Jair Bolsonaro a été élu président du Brésil, dimanche 28 octobre. Cet ancien officier, obscure médiocrité de la vie politique brésilienne pendant près de 30 ans, a brusquement connu une fulgurante ascension en quelques mois, malgré ses déclarations haineuses, racistes, homophobes et misogynes et grâce à un discours nationaliste et des promesses illusoires d’un retour à « l’ordre et la prospérité  ».

Son programme fourre-tout a d’abord séduit une large partie des classes moyennes, exaspérée par la fin de la croissance économique depuis 2008 et la corruption ambiante, imputée quasi-exclusivement aux dirigeants du PT, l’ancien parti de gauche au pouvoir. Déjà en 2016, c’est la mobilisation de ces classes moyennes dans la rue qui a favorisé un premier coup de force institutionnel de la droite, entraînant la destitution de la présidente Dilma Roussef.

La situation économique a continué à se dégrader, mais qu’importe ! Bolsonaro propose une liste infinie de boucs émissaires potentiels : militants de gauche ou écologistes, paysans sans-terre, journalistes, homosexuels, femmes, membres des minorités indiennes ou noires, etc.

Mais ce programme délirant attire aussi une partie des travailleurs. Y compris parmi les plus pauvres, ceux qui précisément auront le plus à perdre dans le nouveau pouvoir. Abandonnés depuis des années à la violence et la misère des favélas par le parti de Lula qui prétendait les défendre, ils sont laissés à la merci d’églises évangéliques ultra-conservatrices… qui appellent unanimement à voter Bolsonaro.

Terreur patronale

Et si les élites économiques, politiques et militaires, les profiteurs de tout poil, soutiennent Bolsonaro, c’est parce que toute une partie de son programme est faite pour eux. Le nouveau président a passé toute sa campagne à promettre qu’il allait écraser les « bandits rouges  ». Par ce terme, il désigne tous ceux qui s’opposent, ou simplement dénoncent, l’emprise du patronat et des grands propriétaires des campagnes. Ainsi Bolsonaro n’a cessé de promettre pendant sa campagne l’impunité totale aux policiers et militaires chargés de faire régner la « sécurité » dans les villes et d’appeler ouvertement à la constitution de milices de tueurs dans les campagnes au nom de la « liberté » de s’armer.

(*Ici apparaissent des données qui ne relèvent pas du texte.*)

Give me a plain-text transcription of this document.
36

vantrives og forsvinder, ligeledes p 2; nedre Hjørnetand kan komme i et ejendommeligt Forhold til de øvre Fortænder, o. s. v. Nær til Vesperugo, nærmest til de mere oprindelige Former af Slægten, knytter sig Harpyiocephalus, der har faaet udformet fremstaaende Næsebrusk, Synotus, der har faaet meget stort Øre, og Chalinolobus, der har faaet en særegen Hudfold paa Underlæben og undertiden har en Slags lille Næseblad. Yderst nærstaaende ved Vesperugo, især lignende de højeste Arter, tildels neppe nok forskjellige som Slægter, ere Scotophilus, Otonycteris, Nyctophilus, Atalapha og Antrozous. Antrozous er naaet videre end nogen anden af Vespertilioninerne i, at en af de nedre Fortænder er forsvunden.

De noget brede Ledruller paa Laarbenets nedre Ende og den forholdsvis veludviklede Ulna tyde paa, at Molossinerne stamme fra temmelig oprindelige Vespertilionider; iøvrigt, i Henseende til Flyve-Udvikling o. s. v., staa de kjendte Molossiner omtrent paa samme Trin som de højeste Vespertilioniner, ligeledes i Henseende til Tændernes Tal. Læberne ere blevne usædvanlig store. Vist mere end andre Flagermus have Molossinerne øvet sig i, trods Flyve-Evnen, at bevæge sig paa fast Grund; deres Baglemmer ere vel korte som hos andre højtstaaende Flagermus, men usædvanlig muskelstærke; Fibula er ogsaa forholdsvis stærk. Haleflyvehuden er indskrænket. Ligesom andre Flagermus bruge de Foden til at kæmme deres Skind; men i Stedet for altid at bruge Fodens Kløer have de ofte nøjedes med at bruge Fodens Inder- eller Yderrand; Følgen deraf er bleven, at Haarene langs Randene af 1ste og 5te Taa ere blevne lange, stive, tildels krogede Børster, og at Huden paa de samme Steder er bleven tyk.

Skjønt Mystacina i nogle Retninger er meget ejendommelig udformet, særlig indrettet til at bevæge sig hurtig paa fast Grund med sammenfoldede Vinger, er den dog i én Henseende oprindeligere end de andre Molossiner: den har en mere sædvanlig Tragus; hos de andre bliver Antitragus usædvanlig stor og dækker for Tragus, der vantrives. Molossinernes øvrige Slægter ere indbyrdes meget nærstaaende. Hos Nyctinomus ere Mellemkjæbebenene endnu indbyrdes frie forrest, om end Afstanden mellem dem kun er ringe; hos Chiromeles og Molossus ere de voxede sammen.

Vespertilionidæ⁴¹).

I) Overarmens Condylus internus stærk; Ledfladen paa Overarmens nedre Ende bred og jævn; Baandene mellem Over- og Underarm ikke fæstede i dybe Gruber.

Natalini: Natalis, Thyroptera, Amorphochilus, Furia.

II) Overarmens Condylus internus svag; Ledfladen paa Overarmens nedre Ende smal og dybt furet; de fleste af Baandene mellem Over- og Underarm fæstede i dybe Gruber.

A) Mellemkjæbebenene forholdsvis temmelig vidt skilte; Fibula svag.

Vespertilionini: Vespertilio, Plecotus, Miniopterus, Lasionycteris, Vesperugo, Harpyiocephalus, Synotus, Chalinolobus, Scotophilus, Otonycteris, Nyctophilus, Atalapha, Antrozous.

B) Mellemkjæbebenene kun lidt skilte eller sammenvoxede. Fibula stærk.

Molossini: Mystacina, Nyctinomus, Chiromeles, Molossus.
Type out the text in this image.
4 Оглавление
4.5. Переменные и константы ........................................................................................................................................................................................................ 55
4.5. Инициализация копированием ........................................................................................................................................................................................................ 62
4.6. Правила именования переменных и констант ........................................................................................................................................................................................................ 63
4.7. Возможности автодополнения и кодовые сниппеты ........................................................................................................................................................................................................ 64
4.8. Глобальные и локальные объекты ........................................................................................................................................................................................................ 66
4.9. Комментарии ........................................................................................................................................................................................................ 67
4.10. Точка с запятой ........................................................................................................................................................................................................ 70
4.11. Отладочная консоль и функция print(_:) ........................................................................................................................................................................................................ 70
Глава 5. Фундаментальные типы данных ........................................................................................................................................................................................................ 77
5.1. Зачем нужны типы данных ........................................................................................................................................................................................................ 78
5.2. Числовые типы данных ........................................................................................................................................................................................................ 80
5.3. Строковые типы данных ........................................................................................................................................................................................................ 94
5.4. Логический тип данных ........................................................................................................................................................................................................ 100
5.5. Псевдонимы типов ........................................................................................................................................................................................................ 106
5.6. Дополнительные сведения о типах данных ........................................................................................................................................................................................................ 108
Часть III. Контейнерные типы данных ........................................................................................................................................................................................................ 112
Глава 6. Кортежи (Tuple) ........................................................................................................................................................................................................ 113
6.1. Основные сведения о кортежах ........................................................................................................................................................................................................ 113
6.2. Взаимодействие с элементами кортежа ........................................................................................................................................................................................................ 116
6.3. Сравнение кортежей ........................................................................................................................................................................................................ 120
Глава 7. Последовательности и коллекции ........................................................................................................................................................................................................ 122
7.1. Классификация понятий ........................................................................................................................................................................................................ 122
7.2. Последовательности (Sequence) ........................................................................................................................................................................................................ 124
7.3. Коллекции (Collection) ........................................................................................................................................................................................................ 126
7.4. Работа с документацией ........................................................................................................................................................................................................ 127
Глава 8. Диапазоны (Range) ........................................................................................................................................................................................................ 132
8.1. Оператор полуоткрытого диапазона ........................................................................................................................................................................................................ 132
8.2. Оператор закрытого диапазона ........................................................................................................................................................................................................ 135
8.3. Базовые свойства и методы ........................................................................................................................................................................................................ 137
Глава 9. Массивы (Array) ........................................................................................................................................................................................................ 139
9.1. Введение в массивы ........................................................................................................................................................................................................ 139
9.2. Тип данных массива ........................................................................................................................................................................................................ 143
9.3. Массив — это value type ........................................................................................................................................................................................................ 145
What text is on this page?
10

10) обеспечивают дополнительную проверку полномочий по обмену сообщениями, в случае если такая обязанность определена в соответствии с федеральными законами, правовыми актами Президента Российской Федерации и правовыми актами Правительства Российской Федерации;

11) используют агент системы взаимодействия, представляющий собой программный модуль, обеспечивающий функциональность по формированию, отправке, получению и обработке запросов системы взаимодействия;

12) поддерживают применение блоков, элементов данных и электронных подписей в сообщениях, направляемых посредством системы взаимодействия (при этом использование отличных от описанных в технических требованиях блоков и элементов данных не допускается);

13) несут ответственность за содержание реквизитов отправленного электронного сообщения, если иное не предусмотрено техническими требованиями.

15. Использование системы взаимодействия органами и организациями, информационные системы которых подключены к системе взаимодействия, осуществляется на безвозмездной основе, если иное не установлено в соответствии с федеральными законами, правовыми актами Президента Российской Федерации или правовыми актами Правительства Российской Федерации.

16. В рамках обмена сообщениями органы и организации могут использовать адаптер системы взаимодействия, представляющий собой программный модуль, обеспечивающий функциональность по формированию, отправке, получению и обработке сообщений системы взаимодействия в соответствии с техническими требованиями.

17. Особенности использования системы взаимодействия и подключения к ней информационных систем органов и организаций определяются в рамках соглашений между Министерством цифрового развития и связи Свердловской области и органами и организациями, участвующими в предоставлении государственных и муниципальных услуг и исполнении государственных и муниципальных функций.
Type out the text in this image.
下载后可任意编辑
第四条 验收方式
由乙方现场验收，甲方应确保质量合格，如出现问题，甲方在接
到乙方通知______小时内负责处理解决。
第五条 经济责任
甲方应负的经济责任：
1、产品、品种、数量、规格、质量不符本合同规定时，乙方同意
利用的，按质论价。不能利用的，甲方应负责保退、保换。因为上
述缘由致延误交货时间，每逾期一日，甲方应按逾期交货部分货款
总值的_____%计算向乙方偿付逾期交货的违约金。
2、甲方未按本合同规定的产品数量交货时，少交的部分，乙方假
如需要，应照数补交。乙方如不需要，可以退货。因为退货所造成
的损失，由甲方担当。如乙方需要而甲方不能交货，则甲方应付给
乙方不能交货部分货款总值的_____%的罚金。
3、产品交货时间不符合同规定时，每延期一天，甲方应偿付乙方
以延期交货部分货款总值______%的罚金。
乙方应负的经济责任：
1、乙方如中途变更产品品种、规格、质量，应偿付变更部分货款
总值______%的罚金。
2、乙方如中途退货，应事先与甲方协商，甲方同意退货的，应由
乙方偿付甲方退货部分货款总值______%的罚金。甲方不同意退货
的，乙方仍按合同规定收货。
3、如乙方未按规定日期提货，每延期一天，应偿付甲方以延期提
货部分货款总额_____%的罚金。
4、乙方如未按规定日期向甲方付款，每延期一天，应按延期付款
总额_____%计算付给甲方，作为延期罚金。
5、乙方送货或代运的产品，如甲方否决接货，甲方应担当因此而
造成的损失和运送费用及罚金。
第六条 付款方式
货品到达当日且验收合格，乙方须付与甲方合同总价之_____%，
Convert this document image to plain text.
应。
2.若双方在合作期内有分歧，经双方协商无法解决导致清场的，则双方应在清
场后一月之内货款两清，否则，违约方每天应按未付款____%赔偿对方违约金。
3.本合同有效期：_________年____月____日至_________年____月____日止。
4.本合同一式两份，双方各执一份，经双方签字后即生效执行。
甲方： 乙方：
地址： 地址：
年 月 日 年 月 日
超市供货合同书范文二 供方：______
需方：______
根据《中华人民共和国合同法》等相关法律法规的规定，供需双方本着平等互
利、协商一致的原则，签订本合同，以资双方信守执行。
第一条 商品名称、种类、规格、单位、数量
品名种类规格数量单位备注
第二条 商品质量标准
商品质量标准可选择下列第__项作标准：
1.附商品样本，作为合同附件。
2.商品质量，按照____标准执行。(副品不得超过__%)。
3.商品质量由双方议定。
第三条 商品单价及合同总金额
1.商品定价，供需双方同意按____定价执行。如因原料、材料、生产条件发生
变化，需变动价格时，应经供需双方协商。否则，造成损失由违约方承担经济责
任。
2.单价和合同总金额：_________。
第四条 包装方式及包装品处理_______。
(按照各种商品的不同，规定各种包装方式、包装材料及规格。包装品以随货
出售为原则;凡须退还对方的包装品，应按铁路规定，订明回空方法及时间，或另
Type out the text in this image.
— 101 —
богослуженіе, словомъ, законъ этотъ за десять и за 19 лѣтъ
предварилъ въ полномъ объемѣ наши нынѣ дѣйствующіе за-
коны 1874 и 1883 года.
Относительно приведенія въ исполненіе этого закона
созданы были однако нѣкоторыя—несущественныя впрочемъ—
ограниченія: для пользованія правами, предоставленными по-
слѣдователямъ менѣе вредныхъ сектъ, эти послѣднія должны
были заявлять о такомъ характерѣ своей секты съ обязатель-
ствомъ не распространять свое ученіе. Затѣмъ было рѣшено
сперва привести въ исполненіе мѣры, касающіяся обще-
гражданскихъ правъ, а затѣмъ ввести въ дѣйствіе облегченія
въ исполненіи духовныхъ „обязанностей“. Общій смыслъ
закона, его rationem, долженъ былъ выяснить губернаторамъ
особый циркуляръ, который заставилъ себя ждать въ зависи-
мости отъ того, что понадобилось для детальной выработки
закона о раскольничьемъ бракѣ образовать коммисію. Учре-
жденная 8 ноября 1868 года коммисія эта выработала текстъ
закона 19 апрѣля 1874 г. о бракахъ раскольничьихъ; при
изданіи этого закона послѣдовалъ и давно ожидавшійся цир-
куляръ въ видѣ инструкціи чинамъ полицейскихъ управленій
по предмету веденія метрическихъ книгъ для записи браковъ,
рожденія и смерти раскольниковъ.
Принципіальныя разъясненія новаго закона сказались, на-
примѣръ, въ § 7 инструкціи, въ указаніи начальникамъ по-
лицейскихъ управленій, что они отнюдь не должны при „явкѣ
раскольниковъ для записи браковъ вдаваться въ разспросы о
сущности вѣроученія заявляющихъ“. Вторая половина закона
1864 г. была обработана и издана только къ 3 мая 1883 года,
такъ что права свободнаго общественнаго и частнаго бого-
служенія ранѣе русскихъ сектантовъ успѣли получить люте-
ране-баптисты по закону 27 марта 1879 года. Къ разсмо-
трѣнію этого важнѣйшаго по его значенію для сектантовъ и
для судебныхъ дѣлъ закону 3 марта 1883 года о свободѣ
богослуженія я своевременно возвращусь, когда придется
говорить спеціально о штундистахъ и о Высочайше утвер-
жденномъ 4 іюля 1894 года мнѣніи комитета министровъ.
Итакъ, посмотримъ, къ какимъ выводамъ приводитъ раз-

Autant dire qu’il s’agit pour lui de créer un climat de toute-puissance patronale visant à empêcher définitivement grèves et contestations dans un pays où la classe ouvrière est nombreuse et combative. Préfiguration inquiétante de ce nouveau pouvoir, les agressions et meurtres d’opposants politiques de la part de l’extrême droite se sont multipliés ces derniers temps, alors que les universités sont le théâtre de descentes de police.

Car Bolsonaro se réclame ouvertement de la dictature militaire, instaurée par un coup d’État en 1964, appuyé par la CIA, et qui a duré 20 ans (1964-1985). Il s’agissait, à l’époque, pour les milieux conservateurs brésiliens comme pour le grand patronat nord américain, dont les intérêts florissaient au Brésil, d’en finir avec les vagues de grèves qui avaient éclaté en 1963-1964 dans un pays où l’hyperinflation ruinait les classes populaires.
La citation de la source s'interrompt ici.